HOUSTON -- Stephen Curry wanted to play in what became a thrilling 97-96 Golden State Warriors loss to the Houston Rockets on Thursday. Coach Steve Kerr made that clear, minutes after telling reporters that his star was out.
"His thought was that he would be OK," Kerr said. "We just felt a lot more comfortable putting him through a 3-on-3 tomorrow, probably a 5-on-5 on Saturday and really seeing if he's OK or not."
And with that, the decision was out of Curry's hands, even before a pregame warm-up could test his foot. Curry might be the most powerful force in basketball, worth potentially $14 billion to his shoe brand (to say nothing of the Warriors), but he is powerless to fight the lineup sheet. He was declared inactive, and that was that.

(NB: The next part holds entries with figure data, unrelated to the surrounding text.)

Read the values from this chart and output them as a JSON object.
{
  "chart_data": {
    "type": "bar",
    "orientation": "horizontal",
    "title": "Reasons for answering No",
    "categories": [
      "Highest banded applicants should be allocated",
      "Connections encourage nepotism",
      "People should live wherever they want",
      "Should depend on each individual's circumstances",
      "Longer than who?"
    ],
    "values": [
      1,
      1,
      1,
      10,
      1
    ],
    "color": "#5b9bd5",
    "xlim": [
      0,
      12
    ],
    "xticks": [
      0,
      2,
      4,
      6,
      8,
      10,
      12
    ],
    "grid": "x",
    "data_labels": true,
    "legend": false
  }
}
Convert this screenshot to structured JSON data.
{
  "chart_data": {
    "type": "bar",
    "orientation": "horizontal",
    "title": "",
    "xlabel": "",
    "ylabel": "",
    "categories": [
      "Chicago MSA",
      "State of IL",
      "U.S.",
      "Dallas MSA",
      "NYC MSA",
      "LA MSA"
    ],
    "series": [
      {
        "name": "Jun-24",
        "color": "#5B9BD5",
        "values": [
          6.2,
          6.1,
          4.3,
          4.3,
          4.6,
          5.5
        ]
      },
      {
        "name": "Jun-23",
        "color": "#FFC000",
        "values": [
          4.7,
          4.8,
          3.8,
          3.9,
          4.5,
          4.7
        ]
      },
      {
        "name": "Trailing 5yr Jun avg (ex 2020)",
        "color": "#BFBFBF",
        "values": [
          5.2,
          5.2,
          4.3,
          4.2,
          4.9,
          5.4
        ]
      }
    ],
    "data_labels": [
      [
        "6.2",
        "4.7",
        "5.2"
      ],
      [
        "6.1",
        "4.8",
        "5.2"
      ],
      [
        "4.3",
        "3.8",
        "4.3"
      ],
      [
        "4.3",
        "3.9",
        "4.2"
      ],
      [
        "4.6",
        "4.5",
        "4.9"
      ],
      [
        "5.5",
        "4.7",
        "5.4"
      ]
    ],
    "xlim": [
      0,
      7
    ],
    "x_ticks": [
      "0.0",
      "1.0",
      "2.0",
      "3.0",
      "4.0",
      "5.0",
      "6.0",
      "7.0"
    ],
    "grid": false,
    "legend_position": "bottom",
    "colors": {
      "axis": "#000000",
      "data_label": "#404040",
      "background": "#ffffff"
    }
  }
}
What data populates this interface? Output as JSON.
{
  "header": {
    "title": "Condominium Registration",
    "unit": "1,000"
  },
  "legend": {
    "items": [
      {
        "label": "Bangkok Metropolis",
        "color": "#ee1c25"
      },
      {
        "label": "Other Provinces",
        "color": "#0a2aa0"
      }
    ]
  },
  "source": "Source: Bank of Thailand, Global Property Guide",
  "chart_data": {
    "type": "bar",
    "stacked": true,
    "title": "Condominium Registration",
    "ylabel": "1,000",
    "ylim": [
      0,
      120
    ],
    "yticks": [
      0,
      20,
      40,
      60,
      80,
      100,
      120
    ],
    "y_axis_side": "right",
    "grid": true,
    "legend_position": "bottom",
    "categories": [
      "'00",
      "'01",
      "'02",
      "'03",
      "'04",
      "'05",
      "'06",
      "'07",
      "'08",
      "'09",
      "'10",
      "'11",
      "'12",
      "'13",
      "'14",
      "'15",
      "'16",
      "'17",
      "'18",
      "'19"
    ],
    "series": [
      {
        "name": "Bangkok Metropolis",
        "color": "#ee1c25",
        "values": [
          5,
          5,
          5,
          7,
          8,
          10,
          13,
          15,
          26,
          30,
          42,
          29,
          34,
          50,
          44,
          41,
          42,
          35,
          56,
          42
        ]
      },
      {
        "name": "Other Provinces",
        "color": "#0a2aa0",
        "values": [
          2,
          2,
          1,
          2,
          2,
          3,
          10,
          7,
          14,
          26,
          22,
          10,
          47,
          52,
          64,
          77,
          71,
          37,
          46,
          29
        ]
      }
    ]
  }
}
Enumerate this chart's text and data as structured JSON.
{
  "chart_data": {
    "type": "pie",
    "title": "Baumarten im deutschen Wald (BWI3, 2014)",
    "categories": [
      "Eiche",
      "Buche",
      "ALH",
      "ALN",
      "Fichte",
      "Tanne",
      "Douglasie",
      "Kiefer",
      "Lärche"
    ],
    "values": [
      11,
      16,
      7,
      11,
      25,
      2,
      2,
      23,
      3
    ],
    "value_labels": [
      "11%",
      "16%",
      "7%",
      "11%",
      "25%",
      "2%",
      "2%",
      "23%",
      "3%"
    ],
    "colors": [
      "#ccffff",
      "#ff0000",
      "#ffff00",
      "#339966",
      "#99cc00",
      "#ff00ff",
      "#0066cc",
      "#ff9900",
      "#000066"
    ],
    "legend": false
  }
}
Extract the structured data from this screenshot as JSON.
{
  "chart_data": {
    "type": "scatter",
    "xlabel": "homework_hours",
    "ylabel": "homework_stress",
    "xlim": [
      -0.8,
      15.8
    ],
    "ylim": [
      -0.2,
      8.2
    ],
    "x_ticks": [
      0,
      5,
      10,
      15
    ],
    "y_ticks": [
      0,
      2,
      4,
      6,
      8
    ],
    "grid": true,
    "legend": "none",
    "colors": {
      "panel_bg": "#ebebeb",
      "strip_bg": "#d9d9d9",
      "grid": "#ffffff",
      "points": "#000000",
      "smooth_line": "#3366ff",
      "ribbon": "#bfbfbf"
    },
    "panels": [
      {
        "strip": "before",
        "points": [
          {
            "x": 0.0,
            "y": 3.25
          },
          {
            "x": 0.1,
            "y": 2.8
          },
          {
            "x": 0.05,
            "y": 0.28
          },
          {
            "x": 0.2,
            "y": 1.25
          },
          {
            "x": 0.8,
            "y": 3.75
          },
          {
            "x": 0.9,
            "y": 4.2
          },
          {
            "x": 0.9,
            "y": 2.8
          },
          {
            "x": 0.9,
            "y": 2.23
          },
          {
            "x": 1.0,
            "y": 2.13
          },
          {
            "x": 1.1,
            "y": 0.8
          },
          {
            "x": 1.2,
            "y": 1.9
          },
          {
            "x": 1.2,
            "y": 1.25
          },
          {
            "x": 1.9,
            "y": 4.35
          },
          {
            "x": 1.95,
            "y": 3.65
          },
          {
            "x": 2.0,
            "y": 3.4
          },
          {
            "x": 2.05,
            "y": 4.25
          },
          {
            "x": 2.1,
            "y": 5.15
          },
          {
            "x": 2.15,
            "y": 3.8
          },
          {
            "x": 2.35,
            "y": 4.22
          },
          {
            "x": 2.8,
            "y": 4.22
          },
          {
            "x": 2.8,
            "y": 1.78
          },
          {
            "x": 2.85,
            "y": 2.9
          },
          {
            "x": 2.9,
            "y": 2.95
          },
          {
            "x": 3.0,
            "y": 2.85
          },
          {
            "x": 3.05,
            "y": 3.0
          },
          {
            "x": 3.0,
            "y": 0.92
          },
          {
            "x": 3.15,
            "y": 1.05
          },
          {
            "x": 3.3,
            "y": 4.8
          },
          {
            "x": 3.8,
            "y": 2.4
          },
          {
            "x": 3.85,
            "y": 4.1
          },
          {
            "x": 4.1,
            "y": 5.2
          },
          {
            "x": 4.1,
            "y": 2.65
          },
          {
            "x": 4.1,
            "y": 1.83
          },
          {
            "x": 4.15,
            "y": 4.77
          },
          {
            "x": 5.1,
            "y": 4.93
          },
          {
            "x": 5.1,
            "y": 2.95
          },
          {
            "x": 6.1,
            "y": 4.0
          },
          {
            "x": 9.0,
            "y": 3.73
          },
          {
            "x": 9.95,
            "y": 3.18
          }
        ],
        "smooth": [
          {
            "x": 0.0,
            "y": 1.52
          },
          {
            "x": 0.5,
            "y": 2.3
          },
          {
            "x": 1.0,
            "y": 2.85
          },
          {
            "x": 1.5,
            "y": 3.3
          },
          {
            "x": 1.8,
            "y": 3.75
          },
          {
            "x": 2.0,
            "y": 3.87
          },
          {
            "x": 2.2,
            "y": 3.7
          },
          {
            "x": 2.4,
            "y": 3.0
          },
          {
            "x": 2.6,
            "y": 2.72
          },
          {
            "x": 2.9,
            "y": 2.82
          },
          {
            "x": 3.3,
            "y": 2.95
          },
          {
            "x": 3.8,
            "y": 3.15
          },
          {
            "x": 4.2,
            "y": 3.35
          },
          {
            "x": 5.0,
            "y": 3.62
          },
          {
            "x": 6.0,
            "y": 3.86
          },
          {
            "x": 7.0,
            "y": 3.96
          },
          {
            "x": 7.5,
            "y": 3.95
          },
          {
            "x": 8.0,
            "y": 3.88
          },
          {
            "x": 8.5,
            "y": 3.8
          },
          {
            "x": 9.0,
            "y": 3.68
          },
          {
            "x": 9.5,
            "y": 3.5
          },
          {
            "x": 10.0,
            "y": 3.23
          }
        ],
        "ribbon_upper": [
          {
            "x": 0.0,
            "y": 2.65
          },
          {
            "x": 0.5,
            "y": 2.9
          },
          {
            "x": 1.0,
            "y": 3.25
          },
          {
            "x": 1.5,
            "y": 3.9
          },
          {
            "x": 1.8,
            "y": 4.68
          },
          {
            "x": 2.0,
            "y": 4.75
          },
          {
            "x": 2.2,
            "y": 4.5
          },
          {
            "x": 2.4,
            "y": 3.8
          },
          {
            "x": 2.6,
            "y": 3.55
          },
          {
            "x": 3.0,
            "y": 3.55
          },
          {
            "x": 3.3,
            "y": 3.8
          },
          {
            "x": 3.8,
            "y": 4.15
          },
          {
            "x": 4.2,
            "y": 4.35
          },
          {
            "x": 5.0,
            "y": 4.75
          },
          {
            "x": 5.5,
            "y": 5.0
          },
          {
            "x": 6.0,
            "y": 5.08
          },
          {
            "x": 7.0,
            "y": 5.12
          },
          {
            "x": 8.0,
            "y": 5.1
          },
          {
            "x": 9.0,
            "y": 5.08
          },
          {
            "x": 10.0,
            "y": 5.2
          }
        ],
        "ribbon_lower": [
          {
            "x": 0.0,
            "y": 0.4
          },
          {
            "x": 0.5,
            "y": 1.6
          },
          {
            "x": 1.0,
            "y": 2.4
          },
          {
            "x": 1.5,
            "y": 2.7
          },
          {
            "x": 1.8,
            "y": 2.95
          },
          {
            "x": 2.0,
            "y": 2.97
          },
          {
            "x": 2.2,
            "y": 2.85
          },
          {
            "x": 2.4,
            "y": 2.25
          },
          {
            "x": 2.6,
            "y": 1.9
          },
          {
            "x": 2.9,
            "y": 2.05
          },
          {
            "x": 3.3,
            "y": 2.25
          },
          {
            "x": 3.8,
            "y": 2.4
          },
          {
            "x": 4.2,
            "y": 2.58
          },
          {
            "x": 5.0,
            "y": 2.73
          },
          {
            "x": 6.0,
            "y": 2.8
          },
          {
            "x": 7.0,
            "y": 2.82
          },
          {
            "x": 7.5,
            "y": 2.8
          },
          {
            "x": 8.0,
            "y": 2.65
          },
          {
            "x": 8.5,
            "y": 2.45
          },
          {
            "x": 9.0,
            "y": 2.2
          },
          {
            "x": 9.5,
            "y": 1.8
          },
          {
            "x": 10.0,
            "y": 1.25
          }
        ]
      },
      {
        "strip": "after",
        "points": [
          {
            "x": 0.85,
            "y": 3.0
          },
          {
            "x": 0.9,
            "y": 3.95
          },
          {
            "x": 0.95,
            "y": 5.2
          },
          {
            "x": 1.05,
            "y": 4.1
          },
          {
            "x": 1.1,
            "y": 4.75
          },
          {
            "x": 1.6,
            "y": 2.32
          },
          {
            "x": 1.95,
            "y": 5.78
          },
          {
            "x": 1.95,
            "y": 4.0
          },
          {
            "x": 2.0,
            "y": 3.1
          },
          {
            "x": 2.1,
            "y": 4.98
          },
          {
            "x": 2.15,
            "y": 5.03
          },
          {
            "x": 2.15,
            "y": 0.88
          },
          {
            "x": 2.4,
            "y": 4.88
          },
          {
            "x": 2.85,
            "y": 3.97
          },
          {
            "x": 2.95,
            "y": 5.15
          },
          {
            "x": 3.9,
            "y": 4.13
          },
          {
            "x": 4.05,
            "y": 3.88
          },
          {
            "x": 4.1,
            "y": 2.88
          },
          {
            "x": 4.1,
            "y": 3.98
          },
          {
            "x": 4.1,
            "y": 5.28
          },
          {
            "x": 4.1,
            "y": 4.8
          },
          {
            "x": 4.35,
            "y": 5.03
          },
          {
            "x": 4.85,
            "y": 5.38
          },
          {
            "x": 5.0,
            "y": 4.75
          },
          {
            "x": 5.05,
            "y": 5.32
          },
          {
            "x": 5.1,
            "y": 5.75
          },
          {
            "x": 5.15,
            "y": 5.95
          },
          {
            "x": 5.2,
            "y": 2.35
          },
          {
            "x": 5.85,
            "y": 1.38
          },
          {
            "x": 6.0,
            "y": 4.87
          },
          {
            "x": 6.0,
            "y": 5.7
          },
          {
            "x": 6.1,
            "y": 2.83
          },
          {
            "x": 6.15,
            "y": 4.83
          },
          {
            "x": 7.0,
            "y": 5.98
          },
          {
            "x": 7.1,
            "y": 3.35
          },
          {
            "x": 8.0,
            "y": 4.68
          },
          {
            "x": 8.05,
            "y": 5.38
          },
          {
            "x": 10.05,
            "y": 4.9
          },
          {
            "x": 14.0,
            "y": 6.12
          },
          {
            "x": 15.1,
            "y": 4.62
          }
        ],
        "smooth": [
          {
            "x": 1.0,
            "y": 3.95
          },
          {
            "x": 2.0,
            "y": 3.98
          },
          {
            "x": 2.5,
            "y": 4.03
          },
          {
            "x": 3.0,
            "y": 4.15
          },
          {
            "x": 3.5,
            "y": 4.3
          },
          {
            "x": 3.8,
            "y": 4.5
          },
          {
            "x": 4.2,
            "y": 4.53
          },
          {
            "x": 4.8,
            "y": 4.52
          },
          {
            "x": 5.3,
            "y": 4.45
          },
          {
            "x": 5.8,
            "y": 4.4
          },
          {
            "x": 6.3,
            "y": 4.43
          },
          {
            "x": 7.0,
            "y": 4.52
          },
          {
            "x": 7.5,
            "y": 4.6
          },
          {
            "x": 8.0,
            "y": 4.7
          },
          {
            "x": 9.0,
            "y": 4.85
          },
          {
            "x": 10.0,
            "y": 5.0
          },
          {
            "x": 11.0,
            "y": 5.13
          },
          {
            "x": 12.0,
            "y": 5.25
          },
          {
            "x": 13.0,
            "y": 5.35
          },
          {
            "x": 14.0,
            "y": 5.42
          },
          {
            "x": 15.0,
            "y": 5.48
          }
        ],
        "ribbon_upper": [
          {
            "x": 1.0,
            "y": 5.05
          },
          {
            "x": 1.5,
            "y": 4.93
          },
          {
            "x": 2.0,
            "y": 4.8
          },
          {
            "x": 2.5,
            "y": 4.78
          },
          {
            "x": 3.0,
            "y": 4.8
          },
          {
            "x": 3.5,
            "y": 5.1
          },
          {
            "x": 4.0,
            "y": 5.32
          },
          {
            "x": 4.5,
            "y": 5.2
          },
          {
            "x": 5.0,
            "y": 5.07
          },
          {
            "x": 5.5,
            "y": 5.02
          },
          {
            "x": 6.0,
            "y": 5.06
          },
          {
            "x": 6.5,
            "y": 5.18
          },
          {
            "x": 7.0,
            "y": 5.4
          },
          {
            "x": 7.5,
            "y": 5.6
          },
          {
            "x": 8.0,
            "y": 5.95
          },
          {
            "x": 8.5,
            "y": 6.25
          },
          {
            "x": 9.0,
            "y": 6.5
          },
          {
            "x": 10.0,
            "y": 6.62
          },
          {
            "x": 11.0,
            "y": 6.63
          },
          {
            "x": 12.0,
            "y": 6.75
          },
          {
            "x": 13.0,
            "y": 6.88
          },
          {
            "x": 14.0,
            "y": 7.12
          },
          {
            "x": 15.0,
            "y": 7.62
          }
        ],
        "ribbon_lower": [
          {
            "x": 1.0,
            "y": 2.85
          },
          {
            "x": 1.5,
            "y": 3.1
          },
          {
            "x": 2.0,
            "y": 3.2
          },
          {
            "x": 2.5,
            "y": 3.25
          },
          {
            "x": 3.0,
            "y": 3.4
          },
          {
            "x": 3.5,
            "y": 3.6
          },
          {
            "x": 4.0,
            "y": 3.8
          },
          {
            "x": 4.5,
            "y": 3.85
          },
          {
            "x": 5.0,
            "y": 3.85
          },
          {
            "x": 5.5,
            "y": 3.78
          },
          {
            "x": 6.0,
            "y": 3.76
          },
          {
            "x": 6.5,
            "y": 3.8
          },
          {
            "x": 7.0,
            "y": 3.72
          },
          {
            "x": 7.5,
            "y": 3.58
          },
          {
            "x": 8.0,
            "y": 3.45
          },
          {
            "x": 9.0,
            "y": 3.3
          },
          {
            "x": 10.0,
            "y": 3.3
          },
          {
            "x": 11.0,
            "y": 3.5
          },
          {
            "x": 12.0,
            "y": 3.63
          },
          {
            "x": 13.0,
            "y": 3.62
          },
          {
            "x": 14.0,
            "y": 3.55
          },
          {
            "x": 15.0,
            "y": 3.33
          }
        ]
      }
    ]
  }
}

A related rule prevented the most powerful force in basketball from joining his teammates on Golden State’s bench. An inactive player must dress according to code. Curry, ever the optimist, assumed he wouldn’t need a suit in Houston. He was overruled.
Even after tough losses, Curry tends to exude cheer. Not this time. After this one, Curry pulled his warm-up hoodie over his face, placed his head in his hands and froze in the pose of a man battling a headache -- or worse. He did this for minutes. Despite not seeing the court, he was one of the last players to finally change out of his gear.
In the haze of defeat, Golden State’s All-Stars comprised a triangle of frustration: Curry in the center of the locker room, Klay Thompson on the left and Draymond Green in the right corner. Thompson and Green had atypically bad games. Thompson missed all seven of his 3-pointers, including an ambitious go-ahead 30-footer with 26 seconds remaining. Green ceded seven turnovers and didn’t play with his usual verve.
The two active All-Stars dealt with defeat in their own ways. Thompson was sullen, staring straight ahead for minutes before finally sinking into his phone. Green held court in his corner, carrying on with standard volubility.
When it goes wrong for Green , he’ll sometimes lean into the situation, embracing accountability. "I cost us this game. I was horrible," he said, amid a few cutting self assessments. That was an exaggeration, but also refreshing. Green is confident enough to rip himself without fear of losing face. He can cop to being horrible one game because he knows the bad nights are anomalous.
Thompson was similarly tough on himself once he emerged from his depressive fugue.
"I’ll watch the tape on my shots and see what I can do better, especially the last two that I had," he said. "The last one felt good, and the other shot was wide open; that’s basketball, and there’s no time to sulk. It obviously hurts real bad. It’s not really a quick turnaround, but I have a chance to redeem myself on Sunday."
This was a bizarre night when there were no stars, when Ian Clark played to a standard his highly lauded teammates couldn’t equal. It was a game in which Marreese Speights scored at a Curry rate, in Curry’s absence. It was an evening in which Houston’s bench looked defeated upon seeing James Harden win the game.
From this strange night, we finally have a series, albeit one where Curry’s participation remains an open question. If it was up to him, he would have played by now. Although his play often decides games, he cannot, at the moment, decide to play in them. Whatever the issue with his ankle, it’s lingering. And the more it lingers, the more likely the Rockets are to linger as well.
It’s just one loss, but it’s a particularly frustrating one for this reason: The Warriors must now grapple with a new kind of risk. If Harden had missed his last shot, Golden State would have the series won in all but technicality. A shank would have ended this. Instead that swish converted Curry’s absence from background concern to pressing problem. The playoffs finally arrived in Golden State. When is the MVP arriving?
Will Curry play in Game 4? Right now, even he doesn’t know, because he doesn’t choose. For one man, that might be harder to absorb than the loss itself -- though the loss surely doesn’t help. For his All-Star teammates, it’s a question they must ignore while seeking redemption for themselves.